= Moritz Balthasar Borkhausen =

German naturalist and forester (1760–1806)

Moritz Balthasar Borkhausen (3 December 1760, Giessen – 30 November 1806, Darmstadt) was a German naturalist and forester. He took part in the production of Teutsche Ornithologie oder Naturgeschichte aller Vögel Teutschlands in naturgetreuen Abbildungen und Beschreibungen by Johann Conrad Susemihl.

He received his education in Giessen, and in 1796 started work as an assessor at the forestry office in Darmstadt. In 1800, he attained the title of Kammerrat, followed by a role as counselor at the Oberforsthaus Collegium in 1804.
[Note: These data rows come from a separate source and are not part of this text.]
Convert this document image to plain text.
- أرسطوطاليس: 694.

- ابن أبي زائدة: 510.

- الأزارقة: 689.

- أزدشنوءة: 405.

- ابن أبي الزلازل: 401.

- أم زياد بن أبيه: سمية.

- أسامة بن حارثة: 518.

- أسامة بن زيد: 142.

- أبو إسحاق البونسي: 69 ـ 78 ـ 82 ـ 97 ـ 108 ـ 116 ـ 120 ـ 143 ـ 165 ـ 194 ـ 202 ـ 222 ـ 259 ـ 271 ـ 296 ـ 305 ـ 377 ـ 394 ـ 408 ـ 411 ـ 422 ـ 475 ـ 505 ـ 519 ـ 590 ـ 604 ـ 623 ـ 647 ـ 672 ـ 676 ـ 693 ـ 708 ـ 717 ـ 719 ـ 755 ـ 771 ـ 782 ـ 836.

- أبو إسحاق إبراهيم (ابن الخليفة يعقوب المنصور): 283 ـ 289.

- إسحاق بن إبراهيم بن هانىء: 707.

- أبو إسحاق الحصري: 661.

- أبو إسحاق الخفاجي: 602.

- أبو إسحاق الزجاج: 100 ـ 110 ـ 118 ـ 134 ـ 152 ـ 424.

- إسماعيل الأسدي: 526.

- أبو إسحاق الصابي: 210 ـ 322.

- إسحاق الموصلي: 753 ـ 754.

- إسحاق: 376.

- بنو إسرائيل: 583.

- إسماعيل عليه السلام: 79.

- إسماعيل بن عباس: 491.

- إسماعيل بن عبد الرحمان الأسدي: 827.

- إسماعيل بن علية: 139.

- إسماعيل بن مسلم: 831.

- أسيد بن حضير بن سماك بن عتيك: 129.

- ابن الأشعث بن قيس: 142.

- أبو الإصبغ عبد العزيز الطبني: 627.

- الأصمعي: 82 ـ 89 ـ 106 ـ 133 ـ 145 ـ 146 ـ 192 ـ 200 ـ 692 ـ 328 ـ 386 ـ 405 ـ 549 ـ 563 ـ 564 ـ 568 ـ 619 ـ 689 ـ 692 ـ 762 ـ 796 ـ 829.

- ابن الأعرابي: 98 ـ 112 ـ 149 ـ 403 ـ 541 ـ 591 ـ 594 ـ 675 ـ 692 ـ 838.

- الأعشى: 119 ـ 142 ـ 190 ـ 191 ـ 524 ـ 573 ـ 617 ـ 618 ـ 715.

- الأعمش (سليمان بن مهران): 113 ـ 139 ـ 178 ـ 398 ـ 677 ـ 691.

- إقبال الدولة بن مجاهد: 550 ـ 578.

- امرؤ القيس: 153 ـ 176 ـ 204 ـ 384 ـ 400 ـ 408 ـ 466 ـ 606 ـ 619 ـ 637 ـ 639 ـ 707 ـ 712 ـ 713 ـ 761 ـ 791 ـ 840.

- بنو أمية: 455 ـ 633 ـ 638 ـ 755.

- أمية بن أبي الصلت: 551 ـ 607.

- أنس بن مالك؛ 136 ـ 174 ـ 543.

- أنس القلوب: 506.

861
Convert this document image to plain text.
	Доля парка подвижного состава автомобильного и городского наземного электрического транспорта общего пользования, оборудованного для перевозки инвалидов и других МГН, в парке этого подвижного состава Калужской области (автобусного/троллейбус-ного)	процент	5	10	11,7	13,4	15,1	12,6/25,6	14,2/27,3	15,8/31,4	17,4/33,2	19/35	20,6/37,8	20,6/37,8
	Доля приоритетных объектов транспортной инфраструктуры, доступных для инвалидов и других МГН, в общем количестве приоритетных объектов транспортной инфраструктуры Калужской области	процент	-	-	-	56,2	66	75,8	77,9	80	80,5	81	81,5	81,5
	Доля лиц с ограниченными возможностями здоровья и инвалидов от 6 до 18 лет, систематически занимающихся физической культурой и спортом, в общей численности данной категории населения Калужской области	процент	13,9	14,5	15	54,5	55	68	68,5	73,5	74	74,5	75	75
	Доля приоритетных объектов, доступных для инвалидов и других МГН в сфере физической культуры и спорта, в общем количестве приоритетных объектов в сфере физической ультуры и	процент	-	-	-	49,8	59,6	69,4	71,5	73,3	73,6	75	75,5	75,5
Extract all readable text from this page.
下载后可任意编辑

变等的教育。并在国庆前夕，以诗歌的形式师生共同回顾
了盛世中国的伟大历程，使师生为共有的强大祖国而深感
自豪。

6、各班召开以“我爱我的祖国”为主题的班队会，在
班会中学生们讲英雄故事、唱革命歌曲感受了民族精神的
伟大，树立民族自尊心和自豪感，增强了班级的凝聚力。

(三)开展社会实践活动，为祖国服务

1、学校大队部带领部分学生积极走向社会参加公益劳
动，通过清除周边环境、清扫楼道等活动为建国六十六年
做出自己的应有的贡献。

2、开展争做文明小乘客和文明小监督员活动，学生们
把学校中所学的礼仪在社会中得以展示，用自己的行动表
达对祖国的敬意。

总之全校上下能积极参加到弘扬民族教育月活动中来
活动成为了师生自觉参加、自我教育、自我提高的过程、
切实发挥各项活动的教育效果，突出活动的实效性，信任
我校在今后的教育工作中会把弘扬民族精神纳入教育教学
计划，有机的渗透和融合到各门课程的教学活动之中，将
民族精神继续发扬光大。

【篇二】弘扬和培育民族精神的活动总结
As a botanist, he was the taxonomic author of Alliaceae and Asclepiadaceae as well as the circumscriber of numerous plant genera and species.

==Works==
- Naturgeschichte der europäischen Schmetterlinge (Natural history of European Lepidoptera) (1788–94).
- Versuch einer Erklärung der zoologischen Terminologie (An explanation of the zoological terminology) (1790).
- Versuch einer forstbotanischen Beschreibung der in Hessen-Darmstädter Landen im Freien wachsenden Holzarten (Description of the woody plants growing in Hesse-Darmstadt) (1790).
- Tentamen dispositionis plantarum Germaniae seminiferarum secundum new fact methodum A staminum situ proportione, (1792).
- Batsch, August Johann Georg Karl (1793). "Synopsis vniversalis analytica genervm plantarvm fere omnivm hvcvsque cognitorum qvam secvndvm methodvm sexvalem corollinam, et carpologicam adivnctis ordinibvs naturalibvs adhibitis vltra Linnaeana monitis et adavctionibvs meritissimorvm Avbletii, Lovreirii, Forskolii, Thvnbergii, Forsteri, Vahlii, Gaertneri, Hedwigii, Schreberi, Ivssievii, Swarzii, et aliorum. 2 vols."*Theoretisch-praktisches Handbuch der Forstbotanik und Forsttechnologie (Manual of forest technology) (1800–1803).
- Deutsche Ornithologie oder Naturgeschichte aller Vögel Deutschlands (Natural history of German birds) (1810).

== Bibliography ==
- Robert Zander; Fritz Encke, Günther Buchheim, Siegmund Seybold (Hrsg.): Handwörterbuch der Pflanzennamen. 13.Auflage. Ulmer Verlag, Stuttgart 1984, ISBN 3-8001-5042-5.